Full-Text Search (FTS5)

GrafitoDB provides full-text search capabilities using SQLite's FTS5 extension.

Prerequisites

FTS5 must be enabled in your SQLite build:

from grafito import GrafitoDatabase

db = GrafitoDatabase(':memory:')

if not db.has_fts5():
    raise RuntimeError("FTS5 not available. Install SQLite with FTS5 support.")

Creating Text Indexes

Node Text Index

# Index specific properties on nodes with a label
db.create_text_index(
    entity_type='node',
    label='Person',
    properties=['name', 'bio', 'description']
)

Relationship Text Index

# Index properties on relationships
db.create_text_index(
    entity_type='relationship',
    rel_type='COMMENT',
    properties=['text', 'title']
)

Multiple Indexes

# Create indexes for different entity types
db.create_text_index('node', 'Article', ['title', 'content', 'tags'])
db.create_text_index('node', 'Product', ['name', 'description'])
db.create_text_index('relationship', 'REVIEW', ['comment'])

Building the Index

After configuring indexes, rebuild to index existing data:

# Index all existing data
db.rebuild_text_index()

# Future inserts/updates are indexed automatically

Searching

Basic Search

# Search across all indexed text
results = db.text_search('python developer', k=10)

for result in results:
    print(f"Score: {result.score}")
    print(f"Node: {result.node}")
    print(f"Matched properties: {result.matched_properties}")

Filtered Search

# Search only within specific labels
results = db.text_search(
    query='machine learning',
    k=10,
    labels=['Article', 'Paper']
)

# Search with property filter
results = db.text_search(
    query='database',
    k=10,
    labels=['Article'],
    properties={'status': 'published'}
)

Search Results

results = db.text_search('graph database', k=5)

for r in results:
    print(f"ID: {r.node.id}")
    print(f"Labels: {r.node.labels}")
    print(f"BM25 Score: {r.score}")
    print(f"Properties: {r.node.properties}")

Query Syntax

Basic Terms

# Single term
db.text_search('python')

# Multiple terms (AND implied)
db.text_search('python graph')

# Exact phrase
db.text_search('"machine learning"')

Boolean Operators

# AND (default)
db.text_search('python AND graph')

# OR
db.text_search('python OR javascript')

# NOT
db.text_search('database NOT sql')

# Combined
db.text_search('(python OR javascript) AND web')

Prefix Matching

# Match words starting with 'dev'
db.text_search('dev*')

# Match 'graph' prefix
db.text_search('graph* database')

NEAR Operator

# Terms within 10 words of each other
db.text_search('python NEAR/10 database')

# Terms within 5 words
db.text_search('machine NEAR/5 learning')

BM25 Ranking

FTS5 uses BM25 ranking by default. Scores are higher for better matches.

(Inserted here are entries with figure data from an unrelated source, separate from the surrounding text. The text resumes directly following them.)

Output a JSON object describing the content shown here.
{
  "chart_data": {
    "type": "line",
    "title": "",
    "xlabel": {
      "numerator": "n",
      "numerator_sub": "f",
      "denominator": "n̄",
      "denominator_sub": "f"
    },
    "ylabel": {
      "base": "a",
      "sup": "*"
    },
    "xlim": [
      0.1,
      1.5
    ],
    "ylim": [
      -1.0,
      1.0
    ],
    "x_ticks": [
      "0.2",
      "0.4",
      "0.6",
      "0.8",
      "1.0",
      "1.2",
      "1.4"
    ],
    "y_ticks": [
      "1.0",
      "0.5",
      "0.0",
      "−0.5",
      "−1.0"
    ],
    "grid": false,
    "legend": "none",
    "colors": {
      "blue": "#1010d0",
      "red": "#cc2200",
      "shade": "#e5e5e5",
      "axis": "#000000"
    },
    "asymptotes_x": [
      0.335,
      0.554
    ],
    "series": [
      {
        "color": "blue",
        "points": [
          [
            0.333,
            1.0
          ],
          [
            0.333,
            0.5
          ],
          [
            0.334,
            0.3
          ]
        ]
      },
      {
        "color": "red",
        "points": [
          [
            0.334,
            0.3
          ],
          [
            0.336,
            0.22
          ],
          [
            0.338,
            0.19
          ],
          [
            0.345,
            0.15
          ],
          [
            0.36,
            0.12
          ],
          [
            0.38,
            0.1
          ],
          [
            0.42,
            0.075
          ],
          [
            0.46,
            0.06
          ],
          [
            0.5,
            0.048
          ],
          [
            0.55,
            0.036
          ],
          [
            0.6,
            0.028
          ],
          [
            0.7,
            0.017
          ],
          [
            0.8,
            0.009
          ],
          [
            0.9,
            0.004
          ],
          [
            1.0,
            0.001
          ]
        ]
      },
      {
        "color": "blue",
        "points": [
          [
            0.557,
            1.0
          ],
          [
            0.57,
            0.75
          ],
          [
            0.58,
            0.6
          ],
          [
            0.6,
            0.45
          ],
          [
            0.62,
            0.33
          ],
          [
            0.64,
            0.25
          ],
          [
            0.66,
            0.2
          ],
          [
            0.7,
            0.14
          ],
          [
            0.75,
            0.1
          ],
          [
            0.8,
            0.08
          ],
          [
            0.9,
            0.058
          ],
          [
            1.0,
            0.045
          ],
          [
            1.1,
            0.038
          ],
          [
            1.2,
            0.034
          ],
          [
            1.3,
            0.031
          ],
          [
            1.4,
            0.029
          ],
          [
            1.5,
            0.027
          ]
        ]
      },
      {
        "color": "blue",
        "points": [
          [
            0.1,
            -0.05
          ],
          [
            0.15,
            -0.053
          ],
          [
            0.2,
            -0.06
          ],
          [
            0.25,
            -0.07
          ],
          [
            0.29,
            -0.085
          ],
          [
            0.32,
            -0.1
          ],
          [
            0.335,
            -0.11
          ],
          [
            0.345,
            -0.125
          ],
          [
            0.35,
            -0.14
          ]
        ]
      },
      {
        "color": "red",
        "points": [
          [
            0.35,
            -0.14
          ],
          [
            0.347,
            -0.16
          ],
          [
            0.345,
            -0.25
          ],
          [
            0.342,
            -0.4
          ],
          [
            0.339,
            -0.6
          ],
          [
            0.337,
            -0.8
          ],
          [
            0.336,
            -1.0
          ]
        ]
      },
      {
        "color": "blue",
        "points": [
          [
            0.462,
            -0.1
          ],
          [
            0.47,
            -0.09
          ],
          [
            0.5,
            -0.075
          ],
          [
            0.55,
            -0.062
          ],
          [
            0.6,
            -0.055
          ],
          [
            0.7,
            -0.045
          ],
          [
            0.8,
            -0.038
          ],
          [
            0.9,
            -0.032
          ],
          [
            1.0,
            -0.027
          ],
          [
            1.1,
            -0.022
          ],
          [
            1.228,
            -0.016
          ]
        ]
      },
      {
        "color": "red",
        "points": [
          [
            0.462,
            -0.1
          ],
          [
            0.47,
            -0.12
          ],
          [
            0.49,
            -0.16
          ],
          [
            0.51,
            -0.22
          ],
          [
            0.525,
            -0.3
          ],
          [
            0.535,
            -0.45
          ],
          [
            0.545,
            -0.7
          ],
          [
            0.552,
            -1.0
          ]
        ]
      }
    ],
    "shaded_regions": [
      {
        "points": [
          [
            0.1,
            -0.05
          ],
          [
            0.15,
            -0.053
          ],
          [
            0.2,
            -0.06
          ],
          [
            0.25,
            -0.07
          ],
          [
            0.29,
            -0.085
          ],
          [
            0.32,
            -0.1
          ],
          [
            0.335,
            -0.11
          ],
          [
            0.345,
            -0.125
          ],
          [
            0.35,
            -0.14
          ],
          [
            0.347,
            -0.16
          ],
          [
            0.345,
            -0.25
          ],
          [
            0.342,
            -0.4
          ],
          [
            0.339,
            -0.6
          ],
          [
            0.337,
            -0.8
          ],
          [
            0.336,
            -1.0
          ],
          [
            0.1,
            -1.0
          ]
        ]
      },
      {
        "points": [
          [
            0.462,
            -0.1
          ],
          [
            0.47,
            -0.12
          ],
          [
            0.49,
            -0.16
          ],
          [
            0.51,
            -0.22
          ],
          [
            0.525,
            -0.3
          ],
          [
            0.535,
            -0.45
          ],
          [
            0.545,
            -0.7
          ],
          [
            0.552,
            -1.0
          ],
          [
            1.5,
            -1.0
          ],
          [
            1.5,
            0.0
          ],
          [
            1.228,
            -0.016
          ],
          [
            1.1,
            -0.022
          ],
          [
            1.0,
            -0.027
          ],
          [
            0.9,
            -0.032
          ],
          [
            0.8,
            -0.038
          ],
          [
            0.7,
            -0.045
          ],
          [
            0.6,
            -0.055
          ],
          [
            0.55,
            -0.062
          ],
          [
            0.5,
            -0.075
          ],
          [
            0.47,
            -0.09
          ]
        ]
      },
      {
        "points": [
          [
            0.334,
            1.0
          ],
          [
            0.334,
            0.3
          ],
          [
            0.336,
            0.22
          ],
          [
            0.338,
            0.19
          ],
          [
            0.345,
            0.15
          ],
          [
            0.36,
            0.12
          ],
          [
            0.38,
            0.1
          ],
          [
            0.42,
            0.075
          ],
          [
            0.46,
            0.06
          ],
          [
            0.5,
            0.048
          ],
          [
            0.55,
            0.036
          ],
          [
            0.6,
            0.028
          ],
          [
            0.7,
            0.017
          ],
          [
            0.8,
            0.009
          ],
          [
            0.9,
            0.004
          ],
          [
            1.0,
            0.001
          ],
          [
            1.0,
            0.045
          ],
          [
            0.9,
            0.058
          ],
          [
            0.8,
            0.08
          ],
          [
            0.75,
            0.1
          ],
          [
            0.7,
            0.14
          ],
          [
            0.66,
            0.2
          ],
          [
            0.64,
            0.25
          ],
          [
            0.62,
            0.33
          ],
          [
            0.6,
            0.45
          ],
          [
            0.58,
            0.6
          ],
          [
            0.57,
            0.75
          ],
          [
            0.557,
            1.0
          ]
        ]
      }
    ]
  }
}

results = db.text_search('python', k=10)

# Results sorted by BM25 score (descending)
for i, r in enumerate(results, 1):
    print(f"{i}. {r.node.properties['title']} (score: {r.score:.3f})")

Integration with Cypher

# Hybrid: Text search + graph pattern
results = db.text_search('database', k=20)
node_ids = [r.node.id for r in results]

# Then query relationships
cypher_results = db.execute("""
    MATCH (n)-[:AUTHORED]->(author:Person)
    WHERE id(n) IN $node_ids
    RETURN n.title, author.name
""", {'node_ids': node_ids})

Best Practices

1. Choose Properties Wisely

# Index meaningful text fields
db.create_text_index('node', 'Article', [
    'title',      # Good: descriptive
    'content',    # Good: searchable body
    # 'id',       # Skip: not meaningful for search
    # 'url',      # Skip: usually not helpful
])

2. Rebuild After Bulk Import

# After importing large dataset
db.rebuild_text_index()

3. Combine with Property Filters

# Narrow search space first
results = db.text_search(
    'python',
    k=10,
    labels=['Article'],
    properties={'published': True, 'language': 'en'}
)

4. Handle Empty Results

results = db.text_search('xyzabc123', k=10)

if not results:
    print("No matches found")
    # Fall back to different query or show suggestions

Limitations

FTS5 Required: Not available in all SQLite builds
Tokenization: Uses SQLite's default tokenizer (unicode61)
No Fuzzy Matching: Exact and prefix matches only
Single Language: Best for one language per index

Troubleshooting

No Results

# Check if FTS5 is available
print(db.has_fts5())

# Check if index exists
print(db.list_text_indexes())

# Rebuild index
db.rebuild_text_index()

Poor Ranking

# BM25 scores can be negative (lower is better in FTS5)
# GrafitoDB normalizes to positive scores
# Check raw scores to debug
results = db.text_search('term', k=10)
for r in results:
    print(f"Score: {r.score}")